A l’intérieur de son parti, Nelly a été soucieuse de familiariser ses camarades hommes aux problèmes féminins et de créer pour les femmes un espace institutionnel de débat et d’échanges. Nous la voyons animer en 1980 une rencontre des femmes du Parti suisse du Travail sur le thème « Faut-il ou ne faut-il pas des groupes femmes au sein du parti ? » En réalité, le débat donna l’occasion à des militantes de s’exprimer sur l’homosexualité, la famille, le partage des tâches ménagères, leur place dans le parti et l’autonomie du mouvement féministe.

Nelly est actuellement active dans le groupe de retraités du Syndicats des services publics et dans de nombreuses associations. Restée veuve en 1983, suite à un accident mortel qui emporta Robert, elle a appris à vivre « seule ». Toujours disponible pour aider ses camarades ou amies et bien entourée elle-même, elle déplore l’ostracisme dont sont victimes d’autres personnes âgées.
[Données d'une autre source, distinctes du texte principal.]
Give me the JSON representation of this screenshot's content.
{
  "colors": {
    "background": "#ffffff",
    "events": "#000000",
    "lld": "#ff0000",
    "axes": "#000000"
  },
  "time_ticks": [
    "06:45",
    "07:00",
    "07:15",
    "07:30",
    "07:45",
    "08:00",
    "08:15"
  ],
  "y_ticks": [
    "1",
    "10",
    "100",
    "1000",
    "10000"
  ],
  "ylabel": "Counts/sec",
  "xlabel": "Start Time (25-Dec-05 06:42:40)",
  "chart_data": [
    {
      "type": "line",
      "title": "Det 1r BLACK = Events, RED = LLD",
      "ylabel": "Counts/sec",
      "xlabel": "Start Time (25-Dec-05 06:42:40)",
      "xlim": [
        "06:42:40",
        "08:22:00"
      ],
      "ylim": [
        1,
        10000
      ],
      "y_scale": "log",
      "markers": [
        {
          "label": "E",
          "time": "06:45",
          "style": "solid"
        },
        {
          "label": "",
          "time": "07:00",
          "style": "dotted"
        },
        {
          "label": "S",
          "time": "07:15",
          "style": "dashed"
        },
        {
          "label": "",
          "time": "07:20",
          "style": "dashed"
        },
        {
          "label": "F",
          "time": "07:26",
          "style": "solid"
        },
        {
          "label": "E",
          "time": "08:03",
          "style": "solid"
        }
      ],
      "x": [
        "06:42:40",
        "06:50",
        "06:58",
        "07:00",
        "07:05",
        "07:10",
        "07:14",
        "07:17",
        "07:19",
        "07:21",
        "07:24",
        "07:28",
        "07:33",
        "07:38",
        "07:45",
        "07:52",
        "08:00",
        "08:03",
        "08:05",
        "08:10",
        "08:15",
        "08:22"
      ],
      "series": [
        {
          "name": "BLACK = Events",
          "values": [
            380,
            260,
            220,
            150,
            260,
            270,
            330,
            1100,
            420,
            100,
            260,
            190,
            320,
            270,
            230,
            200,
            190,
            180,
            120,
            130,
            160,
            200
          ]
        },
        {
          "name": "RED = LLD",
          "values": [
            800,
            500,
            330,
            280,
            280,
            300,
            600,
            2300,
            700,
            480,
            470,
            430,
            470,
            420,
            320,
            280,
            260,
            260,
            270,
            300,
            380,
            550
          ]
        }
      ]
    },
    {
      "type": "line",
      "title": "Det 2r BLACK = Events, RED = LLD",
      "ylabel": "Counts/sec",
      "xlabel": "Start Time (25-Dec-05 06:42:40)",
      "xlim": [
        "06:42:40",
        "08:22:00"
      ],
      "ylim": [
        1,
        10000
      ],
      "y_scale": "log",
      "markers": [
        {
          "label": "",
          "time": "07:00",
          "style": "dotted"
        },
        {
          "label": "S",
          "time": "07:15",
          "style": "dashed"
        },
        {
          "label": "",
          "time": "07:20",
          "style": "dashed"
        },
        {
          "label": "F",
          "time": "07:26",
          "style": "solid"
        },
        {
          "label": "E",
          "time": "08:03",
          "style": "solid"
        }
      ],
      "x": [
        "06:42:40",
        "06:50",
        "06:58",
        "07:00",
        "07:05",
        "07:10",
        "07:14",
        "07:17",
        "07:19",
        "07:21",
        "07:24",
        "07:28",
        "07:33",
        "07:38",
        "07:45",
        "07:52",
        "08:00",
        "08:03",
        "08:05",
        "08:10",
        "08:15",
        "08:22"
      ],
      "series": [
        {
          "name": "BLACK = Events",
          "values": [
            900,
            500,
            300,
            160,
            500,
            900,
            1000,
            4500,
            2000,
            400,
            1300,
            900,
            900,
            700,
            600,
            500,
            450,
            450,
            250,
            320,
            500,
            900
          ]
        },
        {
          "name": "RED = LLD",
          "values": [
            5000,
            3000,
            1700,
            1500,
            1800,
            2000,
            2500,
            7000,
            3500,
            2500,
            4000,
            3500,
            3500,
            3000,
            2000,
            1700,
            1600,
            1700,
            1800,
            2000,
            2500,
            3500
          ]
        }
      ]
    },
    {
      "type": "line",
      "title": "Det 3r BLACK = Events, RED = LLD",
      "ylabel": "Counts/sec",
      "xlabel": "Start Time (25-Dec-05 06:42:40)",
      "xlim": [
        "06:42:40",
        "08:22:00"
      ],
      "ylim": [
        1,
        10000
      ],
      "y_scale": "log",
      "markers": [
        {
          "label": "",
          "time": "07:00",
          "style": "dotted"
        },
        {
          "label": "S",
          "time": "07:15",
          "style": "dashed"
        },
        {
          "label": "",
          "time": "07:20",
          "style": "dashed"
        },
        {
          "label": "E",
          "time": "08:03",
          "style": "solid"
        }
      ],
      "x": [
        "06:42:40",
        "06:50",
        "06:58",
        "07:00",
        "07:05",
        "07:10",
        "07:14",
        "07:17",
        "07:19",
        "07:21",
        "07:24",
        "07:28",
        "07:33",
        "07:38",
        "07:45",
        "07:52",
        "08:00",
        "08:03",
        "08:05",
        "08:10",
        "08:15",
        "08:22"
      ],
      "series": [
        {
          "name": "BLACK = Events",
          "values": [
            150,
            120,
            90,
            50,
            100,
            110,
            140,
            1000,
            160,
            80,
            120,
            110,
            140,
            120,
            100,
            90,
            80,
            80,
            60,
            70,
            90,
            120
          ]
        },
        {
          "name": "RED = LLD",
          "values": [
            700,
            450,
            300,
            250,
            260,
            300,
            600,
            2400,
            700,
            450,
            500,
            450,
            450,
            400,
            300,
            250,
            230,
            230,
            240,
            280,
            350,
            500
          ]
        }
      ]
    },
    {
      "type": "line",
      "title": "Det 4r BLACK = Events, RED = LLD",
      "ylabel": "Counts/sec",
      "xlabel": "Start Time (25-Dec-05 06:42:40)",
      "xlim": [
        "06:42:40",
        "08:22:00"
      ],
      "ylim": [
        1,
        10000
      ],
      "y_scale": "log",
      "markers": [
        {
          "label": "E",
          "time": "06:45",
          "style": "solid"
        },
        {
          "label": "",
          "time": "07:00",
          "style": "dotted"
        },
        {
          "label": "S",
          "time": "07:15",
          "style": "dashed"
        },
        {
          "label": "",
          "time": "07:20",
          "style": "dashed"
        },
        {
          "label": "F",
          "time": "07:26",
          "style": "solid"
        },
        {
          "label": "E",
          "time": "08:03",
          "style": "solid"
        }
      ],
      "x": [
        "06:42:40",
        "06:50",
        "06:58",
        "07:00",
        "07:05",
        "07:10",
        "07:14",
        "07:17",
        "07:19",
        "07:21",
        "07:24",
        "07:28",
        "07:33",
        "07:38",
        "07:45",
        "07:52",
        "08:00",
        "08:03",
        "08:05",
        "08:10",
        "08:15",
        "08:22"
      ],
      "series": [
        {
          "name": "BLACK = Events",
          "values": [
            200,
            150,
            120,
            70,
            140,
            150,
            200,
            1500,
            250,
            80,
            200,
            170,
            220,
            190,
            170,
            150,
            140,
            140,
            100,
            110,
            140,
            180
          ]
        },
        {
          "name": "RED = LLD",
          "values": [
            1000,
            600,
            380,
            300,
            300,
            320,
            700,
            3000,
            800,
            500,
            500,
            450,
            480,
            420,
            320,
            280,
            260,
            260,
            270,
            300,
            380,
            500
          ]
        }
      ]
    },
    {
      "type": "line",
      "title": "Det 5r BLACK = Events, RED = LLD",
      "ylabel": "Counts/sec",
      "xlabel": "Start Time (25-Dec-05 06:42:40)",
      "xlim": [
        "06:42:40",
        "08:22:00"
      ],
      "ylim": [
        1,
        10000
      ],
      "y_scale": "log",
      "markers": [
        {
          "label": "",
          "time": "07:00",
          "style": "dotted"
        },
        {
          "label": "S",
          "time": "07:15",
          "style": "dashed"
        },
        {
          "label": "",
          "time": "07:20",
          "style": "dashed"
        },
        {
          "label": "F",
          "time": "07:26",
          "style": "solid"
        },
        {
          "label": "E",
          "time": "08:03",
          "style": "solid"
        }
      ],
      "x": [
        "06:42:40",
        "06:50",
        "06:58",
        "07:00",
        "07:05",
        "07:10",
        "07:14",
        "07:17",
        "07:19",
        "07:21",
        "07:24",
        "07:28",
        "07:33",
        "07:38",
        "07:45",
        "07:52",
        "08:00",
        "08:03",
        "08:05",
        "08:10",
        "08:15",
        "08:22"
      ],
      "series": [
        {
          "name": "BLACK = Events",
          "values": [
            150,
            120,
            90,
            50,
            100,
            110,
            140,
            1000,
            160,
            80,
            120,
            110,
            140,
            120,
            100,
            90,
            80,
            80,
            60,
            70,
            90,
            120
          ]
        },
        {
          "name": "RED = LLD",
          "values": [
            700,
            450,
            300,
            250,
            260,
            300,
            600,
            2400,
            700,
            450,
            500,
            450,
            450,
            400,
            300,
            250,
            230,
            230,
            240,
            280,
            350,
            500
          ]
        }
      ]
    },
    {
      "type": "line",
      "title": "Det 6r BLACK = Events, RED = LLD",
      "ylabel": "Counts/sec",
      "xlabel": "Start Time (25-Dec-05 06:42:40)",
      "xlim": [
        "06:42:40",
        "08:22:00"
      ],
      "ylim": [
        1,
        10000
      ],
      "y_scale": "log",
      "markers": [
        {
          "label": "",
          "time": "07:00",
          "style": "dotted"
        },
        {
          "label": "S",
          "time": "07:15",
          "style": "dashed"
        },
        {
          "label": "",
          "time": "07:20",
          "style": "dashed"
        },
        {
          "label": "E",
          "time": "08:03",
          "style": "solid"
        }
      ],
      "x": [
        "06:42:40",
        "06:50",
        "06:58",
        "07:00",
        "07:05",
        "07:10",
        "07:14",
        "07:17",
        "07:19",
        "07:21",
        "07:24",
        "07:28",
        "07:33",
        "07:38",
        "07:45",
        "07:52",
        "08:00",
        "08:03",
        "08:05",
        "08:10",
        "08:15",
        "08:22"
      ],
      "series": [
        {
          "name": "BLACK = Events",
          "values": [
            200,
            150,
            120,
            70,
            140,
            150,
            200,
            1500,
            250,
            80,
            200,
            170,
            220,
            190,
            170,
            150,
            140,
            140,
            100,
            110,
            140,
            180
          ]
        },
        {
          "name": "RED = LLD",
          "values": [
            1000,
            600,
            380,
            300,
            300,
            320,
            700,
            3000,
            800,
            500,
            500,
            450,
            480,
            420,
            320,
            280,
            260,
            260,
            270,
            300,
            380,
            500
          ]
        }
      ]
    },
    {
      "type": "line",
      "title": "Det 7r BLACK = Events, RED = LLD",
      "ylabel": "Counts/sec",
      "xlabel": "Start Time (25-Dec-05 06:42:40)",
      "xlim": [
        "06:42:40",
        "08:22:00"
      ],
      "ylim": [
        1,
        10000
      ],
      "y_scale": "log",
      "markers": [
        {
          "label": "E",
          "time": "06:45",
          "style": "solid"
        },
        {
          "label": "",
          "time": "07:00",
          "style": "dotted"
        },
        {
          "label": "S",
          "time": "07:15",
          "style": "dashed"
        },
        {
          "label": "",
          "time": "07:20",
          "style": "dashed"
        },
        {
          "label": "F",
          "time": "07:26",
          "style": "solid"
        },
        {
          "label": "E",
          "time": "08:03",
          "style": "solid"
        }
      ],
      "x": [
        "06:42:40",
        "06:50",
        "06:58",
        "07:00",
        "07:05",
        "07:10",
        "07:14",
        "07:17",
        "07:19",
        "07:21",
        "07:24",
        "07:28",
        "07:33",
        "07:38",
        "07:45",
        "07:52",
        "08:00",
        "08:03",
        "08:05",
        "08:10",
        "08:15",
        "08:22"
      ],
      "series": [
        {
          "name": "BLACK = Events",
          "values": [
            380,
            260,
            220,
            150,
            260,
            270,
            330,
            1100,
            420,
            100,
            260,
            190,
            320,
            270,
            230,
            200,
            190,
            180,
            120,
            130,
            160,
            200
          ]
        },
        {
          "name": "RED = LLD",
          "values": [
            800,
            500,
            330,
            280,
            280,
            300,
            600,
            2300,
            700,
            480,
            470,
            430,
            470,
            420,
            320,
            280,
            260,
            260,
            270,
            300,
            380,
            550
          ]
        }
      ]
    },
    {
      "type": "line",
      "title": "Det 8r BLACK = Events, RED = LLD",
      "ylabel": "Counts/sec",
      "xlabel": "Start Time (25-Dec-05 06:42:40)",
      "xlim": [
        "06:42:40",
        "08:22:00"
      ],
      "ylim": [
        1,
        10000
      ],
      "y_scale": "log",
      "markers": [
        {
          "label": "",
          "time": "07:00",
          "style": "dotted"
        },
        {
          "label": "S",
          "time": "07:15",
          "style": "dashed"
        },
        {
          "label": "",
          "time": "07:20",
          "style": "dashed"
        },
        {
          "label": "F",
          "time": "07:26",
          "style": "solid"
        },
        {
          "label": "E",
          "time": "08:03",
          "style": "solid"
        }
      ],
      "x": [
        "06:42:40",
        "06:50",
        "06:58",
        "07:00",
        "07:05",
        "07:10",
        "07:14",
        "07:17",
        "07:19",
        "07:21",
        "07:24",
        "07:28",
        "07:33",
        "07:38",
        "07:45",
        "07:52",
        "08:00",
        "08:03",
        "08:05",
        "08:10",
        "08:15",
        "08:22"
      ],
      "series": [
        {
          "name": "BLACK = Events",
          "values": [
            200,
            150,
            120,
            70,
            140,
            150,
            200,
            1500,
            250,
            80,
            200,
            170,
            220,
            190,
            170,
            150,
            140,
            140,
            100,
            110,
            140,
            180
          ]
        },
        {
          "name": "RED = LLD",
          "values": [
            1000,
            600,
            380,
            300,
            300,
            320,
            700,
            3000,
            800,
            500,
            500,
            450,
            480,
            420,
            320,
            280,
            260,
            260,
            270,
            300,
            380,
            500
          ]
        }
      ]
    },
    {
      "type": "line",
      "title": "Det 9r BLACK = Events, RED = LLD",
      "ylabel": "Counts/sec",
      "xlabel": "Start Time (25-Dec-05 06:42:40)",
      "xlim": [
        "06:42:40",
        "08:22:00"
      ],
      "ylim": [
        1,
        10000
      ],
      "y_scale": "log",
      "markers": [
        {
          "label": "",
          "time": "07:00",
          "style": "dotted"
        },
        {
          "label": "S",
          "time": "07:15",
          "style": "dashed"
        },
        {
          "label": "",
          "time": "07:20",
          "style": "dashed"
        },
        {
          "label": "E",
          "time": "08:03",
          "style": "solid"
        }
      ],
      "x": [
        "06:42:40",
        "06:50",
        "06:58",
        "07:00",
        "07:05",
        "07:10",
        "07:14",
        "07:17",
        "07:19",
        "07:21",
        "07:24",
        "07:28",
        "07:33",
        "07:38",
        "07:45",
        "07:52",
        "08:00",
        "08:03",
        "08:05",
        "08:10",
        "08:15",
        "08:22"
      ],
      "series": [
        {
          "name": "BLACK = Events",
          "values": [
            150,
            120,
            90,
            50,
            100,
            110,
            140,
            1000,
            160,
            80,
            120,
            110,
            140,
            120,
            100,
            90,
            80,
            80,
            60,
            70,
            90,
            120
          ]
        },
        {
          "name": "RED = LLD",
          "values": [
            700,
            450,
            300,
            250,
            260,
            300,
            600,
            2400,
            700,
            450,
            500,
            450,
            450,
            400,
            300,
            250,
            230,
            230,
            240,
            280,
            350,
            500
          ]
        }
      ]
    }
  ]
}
A-t-elle un message pour les jeunes, les femmes en particulier ? « Prendre la relève pour conserver les acquis », répond Nelly.

En 1971, des femmes sont enfin élues aux chambres fédérales

Juste quelques mois après l’obtention du droit de vote, le 31 octobre 1971, les femmes suisses participèrent pour la première fois à un scrutin fédéral, en tant que votantes et candidates. Dix femmes furent élues au Conseil national. Le PDC et le Parti radical eurent chacun trois députées ; les socialistes en firent autant avec Hedi Lang et Liliane Uchtenhagen de Zurich, ainsi que la jeune valaisanne Gabrielle Nanchen. La militante du Parti du Travail Nelly Wicky fut la première Genevoise à siéger dans cette chambre. La radicale Lise Girardin, ancien maire de Genève, obtint le mandat pour le Conseil des Etats. Dix femmes sur un total de 200 membres du National composèrent une petite minorité qui dut lutter au quotidien pour s’imposer.